Jeanne connaissait la suite.

Elle fit un signe à Féraud, dont la silhouette disparaissait dans l’obscurité. Il était temps de partir. Temps de retrouver l’annexe avant la nuit totale.

Alors qu’ils franchissaient le seuil, Jeanne ne put s’empêcher de demander :

— Vos yeux, que s’est-il passé ?

Catarina ne répondit pas aussitôt. Ses mains se crispèrent sur ses genoux.

— Un châtiment.

— Les soldats ?

— Pas les soldats. Moi.

Elle leva les poings et les appuya sur ses orbites vides.

— Un matin, j’ai décidé que j’en avais assez vu. Je suis allée dans les cuisines. J’ai trouvé une cuillère. Je l’ai désinfectée à la flamme et j’ai... opéré. Depuis, je vis avec les Indiens.

Jeanne salua la femme à voix basse et poussa Féraud dans le couloir, qui trébucha sur une racine et faillit s’étaler.

— Attendez.

Jeanne s’immobilisa dans l’encadrement de la porte.

— Vous, où allez-vous ? demanda l’infirmière.

— Dans la forêt des Mânes.

Bref silence. Catarina conclut de sa voix creuse, distante, étrangère à elle-même :

— Alors, vous les verrez.

— Qui ?

— Les mères. Les mères des bébés.

— Vous nous avez dit que les officiers les abattaient aussitôt après l’accouchement.

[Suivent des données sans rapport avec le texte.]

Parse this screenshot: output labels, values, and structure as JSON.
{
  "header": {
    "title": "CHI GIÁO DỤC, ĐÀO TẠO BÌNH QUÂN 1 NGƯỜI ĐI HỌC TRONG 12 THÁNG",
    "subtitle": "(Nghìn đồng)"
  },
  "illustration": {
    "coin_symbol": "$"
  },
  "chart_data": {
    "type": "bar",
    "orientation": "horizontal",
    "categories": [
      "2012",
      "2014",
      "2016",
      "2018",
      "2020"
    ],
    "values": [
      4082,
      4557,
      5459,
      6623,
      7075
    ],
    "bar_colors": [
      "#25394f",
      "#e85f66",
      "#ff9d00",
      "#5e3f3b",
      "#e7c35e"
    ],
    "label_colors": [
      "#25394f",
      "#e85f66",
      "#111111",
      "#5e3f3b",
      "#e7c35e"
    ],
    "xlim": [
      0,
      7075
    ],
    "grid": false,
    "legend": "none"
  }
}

— Elles sont mortes dans ce monde. Pas dans la forêt des Mânes. Elles voyagent sur les terres mouvantes de la lagune. Ce sont des âmes cannibales. Elles mangent la chair des hommes. Elles se vengent. Quand vous les verrez, saluez-les de ma part. Dites-leur que je ne les ai pas oubliées.

80

JOACHIM, l’enfant du Mal. La « mécanique du père » poussée à son paroxysme. La violence n’avait pas seulement constitué son éducation. Elle avait présidé à sa naissance. Les fées penchées sur son berceau avaient été des soldats sadiques et dépravés. Puis il y avait eu les Garcia, couple d’ivrognes violents. Puis le peuple du Premier Age, cannibale et sanguinaire. Puis les singes hurleurs. Puis Alfonso Palin... Les traumatismes de l’enfant procédaient par strates successives, accumulées, compressées, comme des feuilles de métal pour créer un nouvel alliage. La mécanique des pères.